As previously described, STZ rats' kidneys displayed morphological alterations such as glomerular basal membrane thickening, hypertrophic glomeruli, tubular degeneration, and dilatations. [57].The results revealed that diabetic animals treated with irbesartan and perindropril showed a significant improvement in renal function coupled with attenuation of increased renal oxidative stress and morphological derangement. It has been reported in another study that treatment with irbesartan can prevent the changed morphology in diabetic kidneys [18, 58]. This finding is consistent with previous research showing that the ACE inhibitor enalapril and the AT1 receptor blocker valsartan can prevent renal impairment and reduce oxidative stress in diabetics. [59,60].

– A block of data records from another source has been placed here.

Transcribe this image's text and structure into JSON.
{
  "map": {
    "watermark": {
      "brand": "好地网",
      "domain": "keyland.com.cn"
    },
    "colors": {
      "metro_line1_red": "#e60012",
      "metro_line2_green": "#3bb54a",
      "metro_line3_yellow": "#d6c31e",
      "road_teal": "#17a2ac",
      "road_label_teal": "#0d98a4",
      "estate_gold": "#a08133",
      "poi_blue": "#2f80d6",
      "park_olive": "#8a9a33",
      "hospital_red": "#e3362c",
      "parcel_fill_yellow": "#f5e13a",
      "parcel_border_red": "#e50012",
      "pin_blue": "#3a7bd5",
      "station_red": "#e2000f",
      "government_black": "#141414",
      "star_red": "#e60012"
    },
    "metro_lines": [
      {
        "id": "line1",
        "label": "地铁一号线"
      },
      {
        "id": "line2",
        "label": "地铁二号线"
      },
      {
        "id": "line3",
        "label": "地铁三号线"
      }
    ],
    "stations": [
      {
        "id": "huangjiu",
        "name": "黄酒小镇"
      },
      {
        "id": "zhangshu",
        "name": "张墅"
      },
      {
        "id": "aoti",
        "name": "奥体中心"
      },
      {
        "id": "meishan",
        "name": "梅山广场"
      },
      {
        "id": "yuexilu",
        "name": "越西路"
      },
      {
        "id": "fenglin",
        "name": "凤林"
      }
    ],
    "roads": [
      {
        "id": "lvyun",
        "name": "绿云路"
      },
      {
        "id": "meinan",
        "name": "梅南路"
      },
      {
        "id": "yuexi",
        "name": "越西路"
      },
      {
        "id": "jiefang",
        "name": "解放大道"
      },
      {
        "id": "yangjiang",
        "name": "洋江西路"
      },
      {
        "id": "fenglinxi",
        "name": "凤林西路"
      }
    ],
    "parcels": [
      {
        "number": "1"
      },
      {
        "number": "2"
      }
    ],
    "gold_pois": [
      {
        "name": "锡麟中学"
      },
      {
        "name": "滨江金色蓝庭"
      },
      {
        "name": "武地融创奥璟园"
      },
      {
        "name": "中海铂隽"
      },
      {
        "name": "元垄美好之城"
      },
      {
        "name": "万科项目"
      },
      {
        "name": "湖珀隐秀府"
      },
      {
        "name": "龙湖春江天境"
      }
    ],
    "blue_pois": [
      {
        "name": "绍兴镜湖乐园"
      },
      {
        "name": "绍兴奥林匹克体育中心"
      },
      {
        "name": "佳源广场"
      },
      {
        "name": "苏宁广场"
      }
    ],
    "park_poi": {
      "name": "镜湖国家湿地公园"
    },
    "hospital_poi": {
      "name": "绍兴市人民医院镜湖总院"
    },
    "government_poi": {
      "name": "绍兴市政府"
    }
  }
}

The data of our present study confirms the role of oxidative stress in the formation of diabetic nephropathy in the first stage of diabetes development and indicates the possible antioxidant mechanism of the nephroprotective effect of both the angiotensin receptor antagonists and the angiotensin-converting enzyme inhibitors.
In conclusion, the results of the present study indicate an imbalance in amounts of some elements including Cu, Fe, Zn and Mg in kidney tissues in STZ-diabetic rats. In addition, oxidative stress parameters like the MDA level are found higher in kidney tissues, while the activity of antioxidant enzyme SOD and non-enzymatic antioxidant GSH levels are reduced in the tissues. The disturbed oxidative balance in tissues might be affected by the increases in Fe and Cu as well as the decreases in Zn and Mg levels in kidneys of STZ-induced diabetic rats. Therefore all these findings may contribute to explain the role of impaired ion metabolism of some elements in the progression of diabetic oxidative complications.
In the present study, we demonstrated in an experimental diabetic animal model that treatment with both irbesartan, an AT1 receptor blocker and perindopril, an ACE inhibitor, effectively regulated the level of these elements (Zn, Mg, Cu and Fe) and ameliorated the antioxidant levels in the kidney, thus resulting in retardation of the progression of diabetic nephropathy. Finally, the present results suggest that modulation of the same elements (Zn, Mg, Cu and Fe) either by ACE inhibition or by AT1 receptor blockage may be beneficial in reducing lipid peroxidation and increasing antioxidants levels in diabetic rat kidneys.